Welcome to Django Graphos’s documentation!

Contents:

Django-graphos is a tool to create Graphs. (doh). There are two things which Graphos gives you over a low level graph manupulation.

It provides various data sources.

  • SimpleDataSource - Use a Python list
  • ModelDataSource
  • MongoDataSource

It provides various renderers.

  • Flot
  • Google charts
  • YUI
  • Morris.js
  • (And more)

Graphos makes it very easy to switch between different data source and renderers.

Are you building your charts with Flot but would like to later switch to Gchart? In many cases, it might be as easy as switching an import statement.

Intro to Django-graphos

Using flot with Django-graphos

Include the js in your html:

<script src="{% sttaic 'js/jquery.flot.js' %}"></script>

Create a data source.:

from graphos.sources.model import ModelDataSource
queryset = Account.objects.all()
data_source = ModelDataSource(queryset,
                                  fields=['year', 'sales'])

Pass the data_source to a flot Chart:

from graphos.renderers import flot
chart = flot.LineChart(data_source)

You can render this chart in the template by {{ point_chart.as_html }}.

Supported chart types

  • Line
  • Bar
  • Point

Using Google chart api with graphos

Include the JS in the template:

<script type="text/javascript" src="https://www.google.com/jsapi"></script>
<script type="text/javascript">
    google.load("visualization", "1", {packages:["corechart"]});
</script>

Create a data source.:

from graphos.sources.model import ModelDataSource
queryset = Account.objects.all()
data_source = ModelDataSource(queryset,
                                  fields=['year', 'sales'])

Pass the data_source to a gchart:

from graphos.renderers import gchart
chart = gchart.LineChart(data_source)

You can render this chart in the template by {{ point_chart.as_html }}.

Supported chart types

  • Area chart
  • Bar chart
  • Candlestick charts
  • Column chart
  • Line chart
  • Pie chart

Doing Ajax with Graphos

Graphos plays well with ajax interactions. There are two ways you can replace a graph object.

  1. Render chart.as_html in the views. Return and replace the DOM.
  2. Calculate the chart.get_data, return the JSON. Redraw the chart using $.plot or equivalent.

Creating a data source

If you need your chart to get data from a data source we do not natively support, writing a custom data source is easy. Once you do that, the data source can be used in any renderer.
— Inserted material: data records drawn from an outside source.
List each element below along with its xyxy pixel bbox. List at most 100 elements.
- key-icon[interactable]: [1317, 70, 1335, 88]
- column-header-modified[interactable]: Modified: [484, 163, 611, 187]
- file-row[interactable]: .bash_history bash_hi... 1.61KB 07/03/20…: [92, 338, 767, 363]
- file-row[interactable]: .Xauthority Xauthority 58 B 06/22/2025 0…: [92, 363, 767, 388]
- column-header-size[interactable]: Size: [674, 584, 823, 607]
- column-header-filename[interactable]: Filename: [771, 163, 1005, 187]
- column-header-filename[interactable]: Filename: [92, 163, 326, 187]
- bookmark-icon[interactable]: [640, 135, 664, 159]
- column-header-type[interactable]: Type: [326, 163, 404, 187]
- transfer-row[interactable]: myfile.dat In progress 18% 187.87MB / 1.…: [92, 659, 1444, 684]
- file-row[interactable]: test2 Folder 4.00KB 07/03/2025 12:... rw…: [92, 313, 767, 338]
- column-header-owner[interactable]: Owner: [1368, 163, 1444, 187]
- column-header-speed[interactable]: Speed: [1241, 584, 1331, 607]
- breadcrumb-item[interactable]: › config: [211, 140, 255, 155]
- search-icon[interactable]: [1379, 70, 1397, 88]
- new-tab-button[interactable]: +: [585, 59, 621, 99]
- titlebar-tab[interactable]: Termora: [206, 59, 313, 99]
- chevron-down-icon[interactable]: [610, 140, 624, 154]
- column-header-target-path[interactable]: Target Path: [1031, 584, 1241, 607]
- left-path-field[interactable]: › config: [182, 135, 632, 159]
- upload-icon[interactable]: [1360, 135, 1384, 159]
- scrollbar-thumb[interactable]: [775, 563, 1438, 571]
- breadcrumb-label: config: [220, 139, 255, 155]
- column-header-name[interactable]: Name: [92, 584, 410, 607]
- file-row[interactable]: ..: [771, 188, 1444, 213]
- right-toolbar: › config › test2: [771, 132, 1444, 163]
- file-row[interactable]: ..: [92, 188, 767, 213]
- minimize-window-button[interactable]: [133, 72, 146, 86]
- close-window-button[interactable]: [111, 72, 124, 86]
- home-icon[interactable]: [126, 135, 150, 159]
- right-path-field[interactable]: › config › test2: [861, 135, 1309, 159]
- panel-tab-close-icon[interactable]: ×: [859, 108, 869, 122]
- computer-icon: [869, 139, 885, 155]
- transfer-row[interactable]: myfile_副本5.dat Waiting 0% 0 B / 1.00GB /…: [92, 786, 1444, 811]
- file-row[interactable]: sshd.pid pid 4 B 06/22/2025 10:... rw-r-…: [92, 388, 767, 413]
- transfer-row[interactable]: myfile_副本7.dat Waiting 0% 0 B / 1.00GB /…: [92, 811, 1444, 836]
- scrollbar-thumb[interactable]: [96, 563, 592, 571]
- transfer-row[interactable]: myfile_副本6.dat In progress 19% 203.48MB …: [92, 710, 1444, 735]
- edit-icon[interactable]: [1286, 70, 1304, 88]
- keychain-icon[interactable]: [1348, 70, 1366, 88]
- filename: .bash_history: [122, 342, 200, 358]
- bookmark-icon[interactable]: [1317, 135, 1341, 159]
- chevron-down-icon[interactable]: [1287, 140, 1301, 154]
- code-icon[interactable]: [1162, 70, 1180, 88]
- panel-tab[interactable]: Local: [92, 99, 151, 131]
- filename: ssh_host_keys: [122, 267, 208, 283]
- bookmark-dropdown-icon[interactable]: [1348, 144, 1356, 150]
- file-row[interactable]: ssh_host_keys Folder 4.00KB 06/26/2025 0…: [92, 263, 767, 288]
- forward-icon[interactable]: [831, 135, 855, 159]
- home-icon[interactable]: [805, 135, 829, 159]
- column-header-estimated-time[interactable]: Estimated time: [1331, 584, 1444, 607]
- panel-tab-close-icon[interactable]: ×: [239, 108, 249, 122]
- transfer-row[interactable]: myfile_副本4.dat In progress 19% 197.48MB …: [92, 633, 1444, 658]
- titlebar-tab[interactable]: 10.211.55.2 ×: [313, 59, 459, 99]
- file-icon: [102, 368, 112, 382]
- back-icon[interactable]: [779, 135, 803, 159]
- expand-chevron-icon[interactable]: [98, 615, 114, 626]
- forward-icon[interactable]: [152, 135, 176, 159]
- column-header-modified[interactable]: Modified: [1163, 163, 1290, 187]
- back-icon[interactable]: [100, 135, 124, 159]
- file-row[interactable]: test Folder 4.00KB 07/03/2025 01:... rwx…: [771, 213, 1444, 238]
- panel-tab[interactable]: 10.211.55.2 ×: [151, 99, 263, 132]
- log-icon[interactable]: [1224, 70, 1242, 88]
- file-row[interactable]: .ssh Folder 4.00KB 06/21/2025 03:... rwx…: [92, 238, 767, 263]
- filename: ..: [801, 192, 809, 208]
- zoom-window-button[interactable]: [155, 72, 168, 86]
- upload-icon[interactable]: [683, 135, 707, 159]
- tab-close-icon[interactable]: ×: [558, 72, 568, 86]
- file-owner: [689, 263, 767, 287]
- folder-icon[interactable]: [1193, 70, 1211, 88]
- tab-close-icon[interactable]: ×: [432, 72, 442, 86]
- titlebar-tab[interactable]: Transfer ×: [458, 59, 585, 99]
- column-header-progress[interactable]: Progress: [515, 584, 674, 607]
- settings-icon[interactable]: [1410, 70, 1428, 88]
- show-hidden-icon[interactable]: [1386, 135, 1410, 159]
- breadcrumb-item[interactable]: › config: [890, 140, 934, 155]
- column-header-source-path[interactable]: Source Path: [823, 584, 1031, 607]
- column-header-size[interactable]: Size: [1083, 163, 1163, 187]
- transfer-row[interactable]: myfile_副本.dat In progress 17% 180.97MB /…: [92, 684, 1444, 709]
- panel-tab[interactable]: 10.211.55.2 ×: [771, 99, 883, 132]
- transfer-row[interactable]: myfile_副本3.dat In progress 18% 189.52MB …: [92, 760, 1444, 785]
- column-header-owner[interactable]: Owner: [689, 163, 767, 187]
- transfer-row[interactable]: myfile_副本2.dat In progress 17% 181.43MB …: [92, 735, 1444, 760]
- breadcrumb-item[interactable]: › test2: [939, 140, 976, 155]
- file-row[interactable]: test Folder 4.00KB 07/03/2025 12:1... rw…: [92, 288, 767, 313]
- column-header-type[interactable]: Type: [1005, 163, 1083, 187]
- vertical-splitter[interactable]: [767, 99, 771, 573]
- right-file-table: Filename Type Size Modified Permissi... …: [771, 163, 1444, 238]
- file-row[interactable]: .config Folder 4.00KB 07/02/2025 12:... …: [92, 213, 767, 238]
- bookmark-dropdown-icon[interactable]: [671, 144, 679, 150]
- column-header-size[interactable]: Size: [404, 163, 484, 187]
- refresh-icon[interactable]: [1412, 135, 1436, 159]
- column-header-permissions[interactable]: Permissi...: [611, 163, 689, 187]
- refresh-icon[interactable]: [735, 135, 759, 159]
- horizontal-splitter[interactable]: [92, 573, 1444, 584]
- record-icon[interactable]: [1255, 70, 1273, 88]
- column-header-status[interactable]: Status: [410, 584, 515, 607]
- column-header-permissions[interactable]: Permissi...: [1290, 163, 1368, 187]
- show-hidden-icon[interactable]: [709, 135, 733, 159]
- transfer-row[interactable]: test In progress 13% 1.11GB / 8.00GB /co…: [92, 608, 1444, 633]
To create a new data source

  1. Create a class which extends BaseDataSource or SimpleDataSource
  2. Make sure your class has implementation of get_data, get_header and get_first_column
  3. get_data Should return a NxM matrix (see example data below).

Example Data:

data = [
       ['Year', 'Sales', 'Expenses', 'Items Sold', 'Net Profit'],
       ['2004', 1000, 400, 100, 600],
       ['2005', 1170, 460, 120, 310],
       ['2006', 660, 1120, 50, -460],
       ['2007', 1030, 540, 100, 200],
       ]

Creating custom charts

You may need to create custom charts in two scenarios:

  1. You want to use a charting libary we do not support.
  2. You need more control over the html than chart.as_html provides.

To customize html for an existing chart type, you will generally create a new template.:

from graphos.renderers import gchart

class CustomGchart(gchart.LineChart):
    def get_template(self):
        return "demo/gchart_line.html"

To create a chart for a new charting backend, create a new class extending BaseChart. This class needs to return the rendrered htmls from as_html method.

However in most of the cases you will override the get_templates method.